LIZZA: And so this may be something you can help me understand. There’s a major mismatch here between, for lack of better words, the Republican  establishment and the people who are telling pollsters that they like  Newt better than Romney.

HEWITT: What’s interesting, Ryan, I think there are two camps. They’re,  you know, Ann Coulter and Mark Steyn, neither of whom fit the term  Washington insider…

LIZZA: Right, right.

HEWITT: Both has lacerated Newt Gingrich on ideas. Then, there is that  great silence from everyone who served with him in Congress. I guess  John Boehner broke that silence with Mike Allen today. I haven’t read  it, yet. I was told by Chris Cillizza that Boehner damned with faint  praise today. So there is a Beltway hostility, but there is a public  intellectual hostility that I think goes to his ideas, which are not, in the final analysis, conservative.

LIZZA: And a lot of conservative intellectuals don’t respect him, and  think he’s been all over the place, and he latches onto whatever the  hot, new thing is, and then drops it two seconds later, and doesn’t have an attention span.

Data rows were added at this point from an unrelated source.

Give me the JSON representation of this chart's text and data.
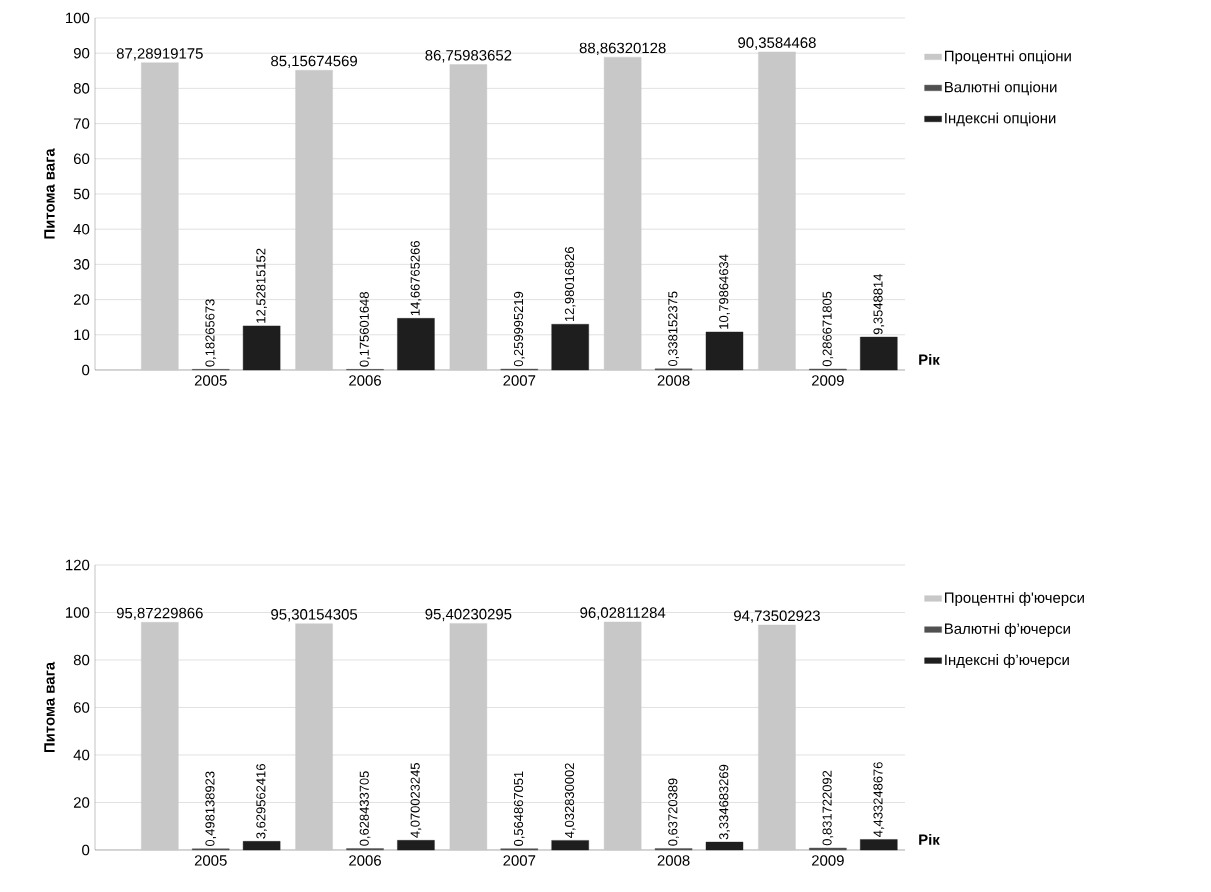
{
  "chart_data": [
    {
      "type": "bar",
      "ylabel": "Питома вага",
      "xlabel": "Рік",
      "categories": [
        "2005",
        "2006",
        "2007",
        "2008",
        "2009"
      ],
      "ylim": [
        0,
        100
      ],
      "yticks": [
        0,
        10,
        20,
        30,
        40,
        50,
        60,
        70,
        80,
        90,
        100
      ],
      "grid": "y",
      "legend": "right",
      "series": [
        {
          "name": "Процентні опціони",
          "color": "#c8c8c8",
          "values": [
            87.28919175,
            85.15674569,
            86.75983652,
            88.86320128,
            90.3584468
          ],
          "value_labels": [
            "87,28919175",
            "85,15674569",
            "86,75983652",
            "88,86320128",
            "90,3584468"
          ]
        },
        {
          "name": "Валютні опціони",
          "color": "#505050",
          "values": [
            0.18265673,
            0.175601648,
            0.259995219,
            0.338152375,
            0.286671805
          ],
          "value_labels": [
            "0,18265673",
            "0,175601648",
            "0,259995219",
            "0,338152375",
            "0,286671805"
          ]
        },
        {
          "name": "Індексні опціони",
          "color": "#1e1e1e",
          "values": [
            12.52815152,
            14.66765266,
            12.98016826,
            10.79864634,
            9.3548814
          ],
          "value_labels": [
            "12,52815152",
            "14,66765266",
            "12,98016826",
            "10,79864634",
            "9,3548814"
          ]
        }
      ]
    },
    {
      "type": "bar",
      "ylabel": "Питома вага",
      "xlabel": "Рік",
      "categories": [
        "2005",
        "2006",
        "2007",
        "2008",
        "2009"
      ],
      "ylim": [
        0,
        120
      ],
      "yticks": [
        0,
        20,
        40,
        60,
        80,
        100,
        120
      ],
      "grid": "y",
      "legend": "right",
      "series": [
        {
          "name": "Процентні ф'ючерси",
          "color": "#c8c8c8",
          "values": [
            95.87229866,
            95.30154305,
            95.40230295,
            96.02811284,
            94.73502923
          ],
          "value_labels": [
            "95,87229866",
            "95,30154305",
            "95,40230295",
            "96,02811284",
            "94,73502923"
          ]
        },
        {
          "name": "Валютні ф’ючерси",
          "color": "#505050",
          "values": [
            0.498138923,
            0.628433705,
            0.564867051,
            0.63720389,
            0.831722092
          ],
          "value_labels": [
            "0,498138923",
            "0,628433705",
            "0,564867051",
            "0,63720389",
            "0,831722092"
          ]
        },
        {
          "name": "Індексні ф’ючерси",
          "color": "#1e1e1e",
          "values": [
            3.629562416,
            4.070023245,
            4.032830002,
            3.334683269,
            4.433248676
          ],
          "value_labels": [
            "3,629562416",
            "4,070023245",
            "4,032830002",
            "3,334683269",
            "4,433248676"
          ]
        }
      ]
    }
  ]
}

It is difficult to imagine Gingrich winning the GOP nomination with a coalition this diverse arrayed against him. And even less so when he’s widely thought to be the weaker general election candidate.
As Lizza put it later in the same conversation:

You can’t find a Democrat in Washington who thinks that Newt  Gingrich would be a better candidate, would be more likely to beat Obama than Romney. I mean, it’s just, I’ve searched for these people. I’ve  searched for the counter argument here, the sort of person who’s  thinking outside the box and says oh, wait a second, actually Gingrich  would be tougher to beat.
You can’t find that person.

Also hard to find: prominent champions of the proposition that Gingrich should be president. Absent that, I don’t think he can win.